I recently had a tackle shop owner recommend this reel over the Curado E7. I fish the coast, wading for the most part. Just wondering which of the reels would better fit my fishing, I will be purchasing soon.


----------



## Beeliminator (Jun 3, 2010)

don't go with the castaic. The curado E is the right reel for the job, but get the E5 instead of the E7 for saltwater fishing. The slower gear ratio will give you more lifting power when fighting bigger fish.


----------



## jboogerfinger (Jun 16, 2009)

speaking from experience, get the E7 if you get a Curado. I don't know anything about the Castaic. you can always reel slower, but in saltwater, you are dealing with currents, and shallow water, and such. Faster is better. FYI, thats an E7 in my hands, and a 25" red.


----------



## trout250 (Aug 24, 2005)

*E5/E7*

there is a site on ebay that you can get either one for $145.00 shipped free, just got the wife and e5 and thier service was excellent,
They are brand new in the box all papers etc


----------



## wine6978 (Jun 2, 2010)

What is the store?


----------



## wannaBfishin (Dec 6, 2009)

Curado E5. I prefer the slower retrieve.

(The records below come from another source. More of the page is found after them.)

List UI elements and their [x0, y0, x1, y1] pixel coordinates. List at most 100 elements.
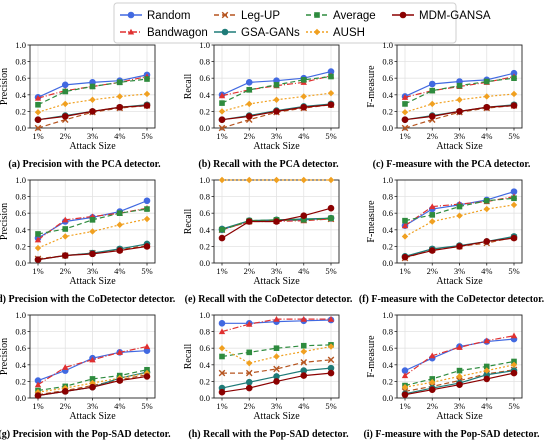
series-line	[221, 345, 332, 364]
data-point	[246, 87, 253, 93]
legend-label: GSA-GANs	[241, 27, 300, 39]
data-point	[402, 101, 408, 107]
y-tick-label: 0.0	[15, 123, 26, 133]
y-tick-label: 0.6	[382, 343, 393, 353]
y-axis-label: Recall	[183, 74, 194, 100]
x-tick-label: 2%	[60, 131, 71, 141]
x-tick-label: 1%	[32, 266, 43, 276]
data-point	[89, 217, 96, 223]
data-point	[429, 212, 436, 218]
marker-stroke	[221, 11, 229, 19]
x-axis-label: Attack Size	[436, 276, 483, 287]
data-point	[401, 109, 409, 116]
y-tick-label: 0.6	[15, 208, 26, 218]
data-point	[219, 100, 225, 106]
x-tick-label: 5%	[325, 401, 336, 411]
legend-entry-bandwagon: Bandwagon	[120, 27, 208, 39]
x-axis-label: Attack Size	[69, 141, 116, 152]
data-point	[35, 101, 41, 108]
x-axis-label: Attack Size	[69, 276, 116, 287]
data-point	[116, 349, 123, 355]
y-tick-label: 0.8	[199, 192, 210, 202]
y-tick-label: 0.6	[382, 73, 393, 83]
legend-label: MDM-GANSA	[419, 10, 491, 22]
data-point	[34, 256, 42, 263]
y-tick-label: 0.4	[15, 90, 26, 100]
data-point	[34, 124, 42, 132]
chart-panel-i: 0.0 0.2 0.4 0.6 0.8 1.0 1% 2% 3% 4% 5% Attack Size F…	[363, 310, 540, 440]
data-point	[483, 367, 490, 374]
data-point	[300, 93, 307, 100]
data-point	[89, 383, 96, 391]
y-tick-label: 0.0	[382, 123, 393, 133]
panel-caption: (f) F-measure with the CoDetector detect…	[359, 294, 545, 305]
y-tick-label: 0.6	[15, 73, 26, 83]
series-gsa-gans	[218, 364, 335, 392]
x-tick-label: 1%	[399, 266, 410, 276]
y-tick-label: 0.4	[15, 360, 26, 370]
data-point	[300, 348, 307, 355]
y-tick-label: 1.0	[382, 175, 393, 185]
data-point	[143, 90, 151, 98]
data-point	[429, 376, 436, 382]
data-point	[116, 79, 123, 86]
data-point	[300, 342, 307, 349]
data-point	[483, 337, 490, 344]
x-tick-label: 4%	[298, 266, 309, 276]
data-point	[300, 77, 307, 83]
data-point	[456, 96, 463, 103]
data-point	[218, 176, 226, 184]
y-tick-label: 0.2	[382, 106, 393, 116]
data-point	[218, 328, 226, 335]
data-point	[401, 233, 409, 240]
data-point	[34, 244, 42, 252]
data-point	[483, 363, 490, 370]
x-tick-label: 3%	[454, 131, 465, 141]
data-point	[219, 227, 225, 233]
data-point	[327, 369, 335, 377]
series-line	[37, 372, 148, 393]
data-point	[510, 234, 518, 242]
chart-panel-h: 0.0 0.2 0.4 0.6 0.8 1.0 1% 2% 3% 4% 5% Attack Size R…	[183, 310, 349, 440]
y-tick-label: 0.6	[382, 208, 393, 218]
y-tick-label: 1.0	[15, 310, 26, 320]
data-point	[429, 352, 436, 359]
chart-panel-b: 0.0 0.2 0.4 0.6 0.8 1.0 1% 2% 3% 4% 5% Attack Size R…	[183, 40, 340, 170]
x-tick-label: 2%	[244, 266, 255, 276]
panel-caption: (e) Recall with the CoDetector detector.	[185, 294, 353, 305]
series-bandwagon	[218, 315, 335, 335]
data-point	[219, 353, 225, 360]
legend-entry-gsa-gans: GSA-GANs	[214, 27, 300, 39]
y-tick-label: 0.4	[199, 225, 210, 235]
y-tick-label: 0.4	[199, 360, 210, 370]
data-point	[62, 100, 69, 108]
data-point	[300, 372, 308, 379]
y-tick-label: 0.8	[15, 192, 26, 202]
x-tick-label: 2%	[60, 266, 71, 276]
y-tick-label: 1.0	[199, 40, 210, 50]
data-point	[34, 392, 42, 399]
data-point	[144, 76, 150, 82]
data-point	[401, 222, 409, 229]
x-tick-label: 4%	[298, 131, 309, 141]
x-tick-label: 4%	[481, 401, 492, 411]
series-average	[402, 195, 517, 224]
data-point	[456, 203, 463, 210]
data-point	[273, 345, 280, 351]
data-point	[483, 78, 490, 85]
y-axis-label: Recall	[183, 209, 194, 235]
data-point	[401, 124, 409, 132]
data-point	[34, 109, 42, 116]
data-point	[327, 315, 335, 322]
data-point	[218, 108, 226, 115]
x-tick-label: 3%	[271, 131, 282, 141]
x-tick-label: 2%	[60, 401, 71, 411]
data-point	[327, 343, 335, 350]
data-point	[429, 100, 436, 108]
series-aush	[401, 201, 518, 240]
data-point	[218, 124, 226, 132]
x-tick-label: 5%	[325, 131, 336, 141]
data-point	[483, 197, 490, 204]
series-line	[221, 92, 332, 112]
data-point	[245, 79, 253, 86]
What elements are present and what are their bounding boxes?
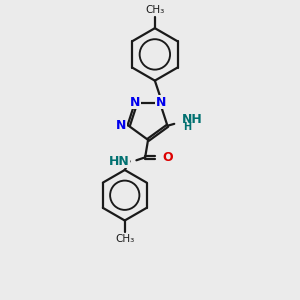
Text: N: N (130, 95, 140, 109)
Text: CH₃: CH₃ (115, 234, 134, 244)
Text: N: N (116, 119, 127, 132)
Text: N: N (156, 95, 166, 109)
Text: HN: HN (109, 155, 130, 168)
Text: NH: NH (182, 113, 203, 127)
Text: O: O (163, 151, 173, 164)
Text: H: H (183, 122, 191, 132)
Text: CH₃: CH₃ (145, 4, 164, 15)
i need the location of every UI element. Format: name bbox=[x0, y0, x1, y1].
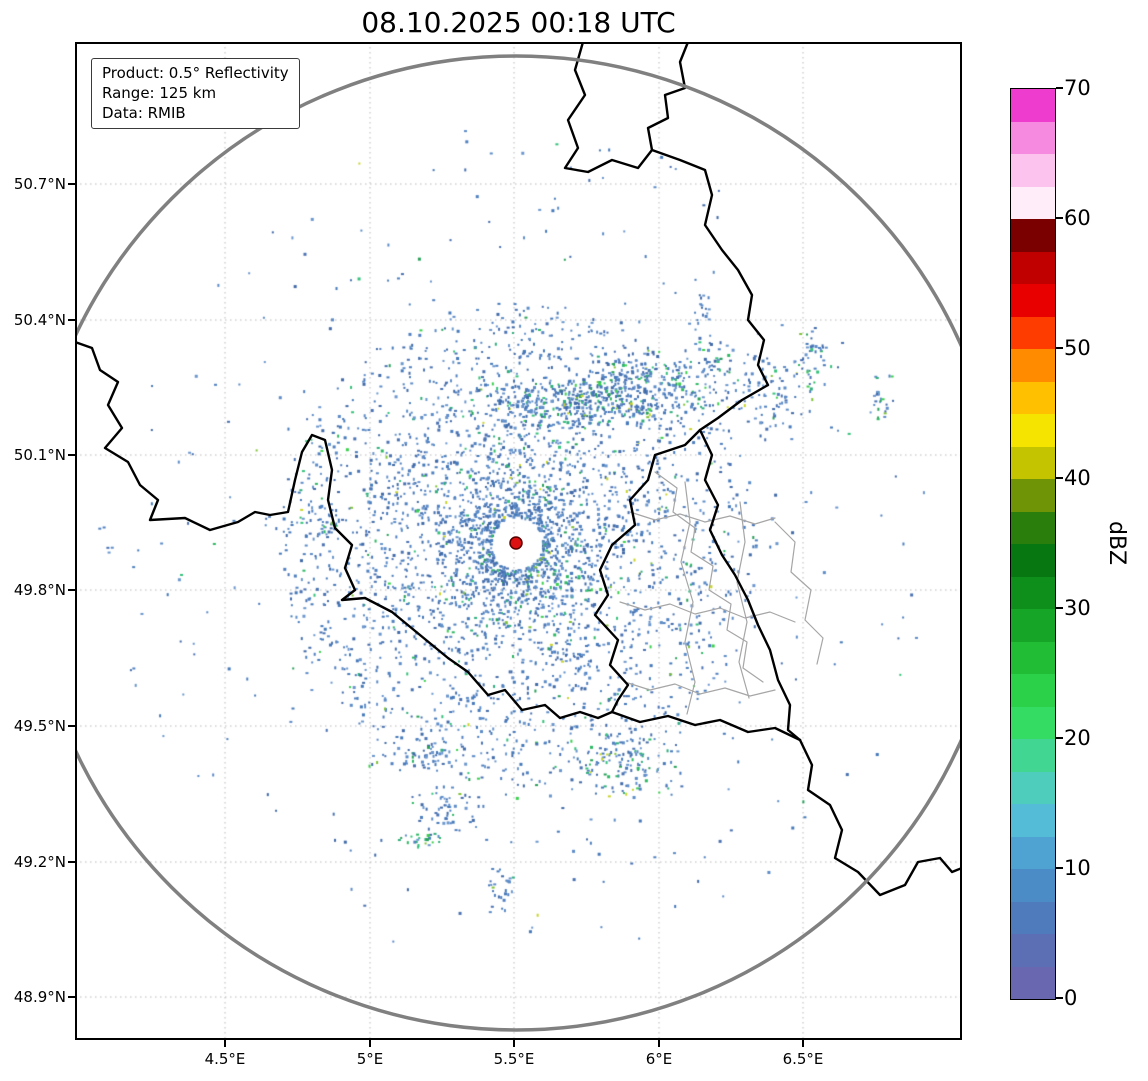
x-tick-label: 6.5°E bbox=[782, 1050, 824, 1068]
colorbar-segment bbox=[1011, 186, 1055, 219]
colorbar-tick-mark bbox=[1056, 997, 1063, 999]
colorbar-segment bbox=[1011, 479, 1055, 512]
colorbar-segment bbox=[1011, 381, 1055, 414]
colorbar-segment bbox=[1011, 869, 1055, 902]
colorbar-segment bbox=[1011, 966, 1055, 999]
colorbar-segment bbox=[1011, 674, 1055, 707]
y-tick-mark bbox=[68, 454, 75, 456]
district-border bbox=[736, 501, 750, 699]
y-tick-label: 50.7°N bbox=[13, 175, 66, 193]
country-border bbox=[650, 148, 770, 432]
colorbar-segment bbox=[1011, 609, 1055, 642]
x-tick-label: 4.5°E bbox=[204, 1050, 246, 1068]
district-border bbox=[774, 521, 824, 665]
y-tick-label: 49.2°N bbox=[13, 853, 66, 871]
colorbar-segment bbox=[1011, 251, 1055, 284]
colorbar-axis-label: dBZ bbox=[1104, 520, 1129, 566]
colorbar-tick-label: 40 bbox=[1064, 466, 1091, 490]
figure-title: 08.10.2025 00:18 UTC bbox=[361, 6, 676, 39]
colorbar-segment bbox=[1011, 739, 1055, 772]
colorbar-segment bbox=[1011, 934, 1055, 967]
colorbar-segment bbox=[1011, 316, 1055, 349]
colorbar-tick-mark bbox=[1056, 737, 1063, 739]
colorbar-segment bbox=[1011, 706, 1055, 739]
x-tick-label: 5.5°E bbox=[493, 1050, 535, 1068]
y-tick-label: 49.8°N bbox=[13, 581, 66, 599]
colorbar-segment bbox=[1011, 901, 1055, 934]
y-tick-label: 50.4°N bbox=[13, 311, 66, 329]
country-border bbox=[610, 710, 802, 742]
radar-location-marker bbox=[509, 536, 523, 550]
colorbar-segment bbox=[1011, 89, 1055, 122]
country-border bbox=[798, 738, 962, 897]
district-border bbox=[624, 681, 776, 697]
country-border bbox=[75, 340, 614, 720]
district-border bbox=[619, 601, 796, 623]
product-info-line: Product: 0.5° Reflectivity bbox=[102, 64, 289, 82]
colorbar-tick-mark bbox=[1056, 347, 1063, 349]
colorbar-segment bbox=[1011, 446, 1055, 479]
y-tick-label: 49.5°N bbox=[13, 717, 66, 735]
country-border bbox=[698, 428, 802, 742]
x-tick-mark bbox=[802, 1040, 804, 1047]
data-source-line: Data: RMIB bbox=[102, 103, 186, 122]
colorbar-tick-label: 10 bbox=[1064, 856, 1091, 880]
x-tick-label: 6°E bbox=[645, 1050, 673, 1068]
colorbar-segment bbox=[1011, 121, 1055, 154]
y-tick-label: 48.9°N bbox=[13, 988, 66, 1006]
colorbar-segment bbox=[1011, 836, 1055, 869]
country-border bbox=[593, 428, 702, 714]
colorbar bbox=[1010, 88, 1056, 1000]
district-border bbox=[680, 481, 696, 715]
map-plot: Product: 0.5° Reflectivity Range: 125 km… bbox=[75, 42, 962, 1040]
colorbar-tick-label: 30 bbox=[1064, 596, 1091, 620]
colorbar-tick-label: 20 bbox=[1064, 726, 1091, 750]
y-tick-mark bbox=[68, 183, 75, 185]
colorbar-tick-mark bbox=[1056, 607, 1063, 609]
colorbar-segment bbox=[1011, 349, 1055, 382]
range-ring bbox=[75, 54, 962, 1032]
country-border bbox=[563, 42, 690, 174]
district-border bbox=[654, 471, 764, 683]
colorbar-tick-label: 60 bbox=[1064, 206, 1091, 230]
colorbar-segment bbox=[1011, 284, 1055, 317]
y-tick-label: 50.1°N bbox=[13, 446, 66, 464]
y-tick-mark bbox=[68, 996, 75, 998]
x-tick-label: 5°E bbox=[356, 1050, 384, 1068]
colorbar-segment bbox=[1011, 511, 1055, 544]
y-tick-mark bbox=[68, 861, 75, 863]
colorbar-tick-label: 50 bbox=[1064, 336, 1091, 360]
colorbar-segment bbox=[1011, 544, 1055, 577]
product-info-box: Product: 0.5° Reflectivity Range: 125 km… bbox=[91, 58, 300, 130]
y-tick-mark bbox=[68, 589, 75, 591]
colorbar-tick-mark bbox=[1056, 477, 1063, 479]
district-border bbox=[629, 511, 776, 525]
colorbar-segment bbox=[1011, 414, 1055, 447]
y-tick-mark bbox=[68, 319, 75, 321]
y-tick-mark bbox=[68, 725, 75, 727]
colorbar-tick-label: 0 bbox=[1064, 986, 1078, 1010]
x-tick-mark bbox=[369, 1040, 371, 1047]
range-info-line: Range: 125 km bbox=[102, 83, 217, 102]
colorbar-tick-mark bbox=[1056, 867, 1063, 869]
x-tick-mark bbox=[658, 1040, 660, 1047]
colorbar-tick-label: 70 bbox=[1064, 76, 1091, 100]
colorbar-segment bbox=[1011, 219, 1055, 252]
colorbar-tick-mark bbox=[1056, 217, 1063, 219]
x-tick-mark bbox=[513, 1040, 515, 1047]
x-tick-mark bbox=[224, 1040, 226, 1047]
colorbar-segment bbox=[1011, 771, 1055, 804]
colorbar-tick-mark bbox=[1056, 87, 1063, 89]
colorbar-segment bbox=[1011, 641, 1055, 674]
colorbar-segment bbox=[1011, 804, 1055, 837]
colorbar-segment bbox=[1011, 576, 1055, 609]
map-overlay-layer bbox=[75, 42, 962, 1032]
colorbar-segment bbox=[1011, 154, 1055, 187]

Personal preference. Main thing....get what YOU want. Stick with Shimano and you'll be OK!


----------



## Bantam1 (Jun 26, 2007)

The Castaic is made for pitching and flipping to largemouth bass. It will work for you, but probably not the best choice. I would go with the E7 to fish reds and trout. The reel has plenty of power to pull on big fish.


----------